Lo interesante es que, a pesar de su química, eran muy distintos. Newman era irónico, bromista, aficionado a las carreras de coches y dueño de un humor contagioso. Redford era más introspectivo, reflexivo, con un pie puesto en el activismo medioambiental. “Paul era mi contrapunto perfecto”, reconoció Redford en una entrevista años después de la muerte de su amigo. “Yo era más serio, él me sacaba una sonrisa en los momentos tensos. Lo que se vio en las películas era exactamente lo que ocurría entre nosotros”.

España fue testigo de su fulgurante éxito en una época en la que el cine norteamericano llegaba con retraso y, en cierto modo, como promesa de modernidad. Dos hombres y un destino se estrenó aquí en 1970, y El golpe lo hizo en 1974, ambas con colas en los cines de Madrid y Barcelona. Críticos de la época hablaban de “dos modelos de masculinidad que combinaban la tradición del galán clásico con un aire contemporáneo, cercano al espectador joven”.

Hoy, al despedir a Robert Redford, queda la certeza de que con él y con Newman se va la última generación de grandes mitos masculinos del Hollywood clásico y moderno a la vez. Eran hombres con carisma y contradicciones, dueños de una belleza serena que nunca se imponía, sino que se ofrecía con elegancia. Su estilo ha influido en la moda masculina durante décadas, de la sastrería impecable de El golpe al western refinado de Butch Cassidy.

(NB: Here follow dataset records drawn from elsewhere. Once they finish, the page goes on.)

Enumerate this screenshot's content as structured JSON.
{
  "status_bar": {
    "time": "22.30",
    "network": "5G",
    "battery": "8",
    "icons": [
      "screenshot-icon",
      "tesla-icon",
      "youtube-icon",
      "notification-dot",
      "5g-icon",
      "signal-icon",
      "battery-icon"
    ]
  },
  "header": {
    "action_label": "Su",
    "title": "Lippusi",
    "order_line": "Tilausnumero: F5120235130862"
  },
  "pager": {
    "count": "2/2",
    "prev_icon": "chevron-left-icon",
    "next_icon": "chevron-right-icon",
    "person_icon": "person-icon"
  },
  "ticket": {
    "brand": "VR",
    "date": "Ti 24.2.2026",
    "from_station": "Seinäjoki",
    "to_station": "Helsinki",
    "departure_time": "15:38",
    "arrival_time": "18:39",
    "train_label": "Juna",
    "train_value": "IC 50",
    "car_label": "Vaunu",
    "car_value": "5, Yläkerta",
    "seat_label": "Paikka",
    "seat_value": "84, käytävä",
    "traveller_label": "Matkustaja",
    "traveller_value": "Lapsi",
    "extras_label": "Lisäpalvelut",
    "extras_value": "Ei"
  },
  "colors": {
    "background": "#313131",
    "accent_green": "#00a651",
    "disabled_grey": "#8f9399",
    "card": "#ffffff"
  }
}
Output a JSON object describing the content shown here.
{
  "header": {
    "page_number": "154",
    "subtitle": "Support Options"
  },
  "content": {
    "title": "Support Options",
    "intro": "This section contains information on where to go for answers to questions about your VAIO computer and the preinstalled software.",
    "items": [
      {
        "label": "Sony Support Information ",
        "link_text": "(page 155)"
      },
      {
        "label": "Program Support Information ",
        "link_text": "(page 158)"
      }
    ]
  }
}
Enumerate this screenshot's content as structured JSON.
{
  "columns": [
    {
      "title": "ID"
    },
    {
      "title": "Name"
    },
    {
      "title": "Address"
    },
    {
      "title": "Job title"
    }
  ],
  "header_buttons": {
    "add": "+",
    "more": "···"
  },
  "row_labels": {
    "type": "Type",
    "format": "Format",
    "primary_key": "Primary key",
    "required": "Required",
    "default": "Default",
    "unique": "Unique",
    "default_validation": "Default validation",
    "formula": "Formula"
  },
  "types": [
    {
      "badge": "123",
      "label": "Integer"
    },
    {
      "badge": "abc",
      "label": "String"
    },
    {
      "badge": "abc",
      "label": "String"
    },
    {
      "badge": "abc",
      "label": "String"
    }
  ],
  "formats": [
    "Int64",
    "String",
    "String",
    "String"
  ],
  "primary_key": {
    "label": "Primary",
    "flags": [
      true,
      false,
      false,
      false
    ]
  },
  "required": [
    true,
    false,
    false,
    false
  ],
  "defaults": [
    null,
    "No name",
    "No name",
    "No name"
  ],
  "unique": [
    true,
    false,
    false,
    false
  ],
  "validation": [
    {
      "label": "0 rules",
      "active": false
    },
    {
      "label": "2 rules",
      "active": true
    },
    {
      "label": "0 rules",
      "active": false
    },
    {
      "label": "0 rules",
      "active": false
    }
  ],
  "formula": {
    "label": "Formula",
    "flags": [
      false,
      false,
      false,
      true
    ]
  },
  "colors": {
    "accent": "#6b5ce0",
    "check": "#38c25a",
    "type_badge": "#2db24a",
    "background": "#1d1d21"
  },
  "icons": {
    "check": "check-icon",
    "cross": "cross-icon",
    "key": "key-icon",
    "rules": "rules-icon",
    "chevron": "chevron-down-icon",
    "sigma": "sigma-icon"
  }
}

“Todo lo que pedimos al cine es que nos emocione, y eso era lo que hacíamos”, dijo Newman en una ocasión refiriéndose a su trabajo junto a Redford. Ahora, se apaga una forma de entender el séptimo arte, la que quedó sellada en Dos hombres y un destino, cuando el western dejó de ser pólvora y caballos para convertirse en amistad, melancolía y estilo. Aquella película inauguró una época en la que los galanes eran hombres con cicatrices y sonrisas, en la que el traje bien puesto o el pañuelo al cuello podían ser tan heroicos como una pistola. Hoy que ya no queda ninguno de los dos, se muere también un cine irrepetible, ese que nos hizo creer que la camaradería podía ser el argumento más poderoso y que una época dorada de Hollywood, la de los grandes mitos masculinos, se cerraba con ellos para siempre.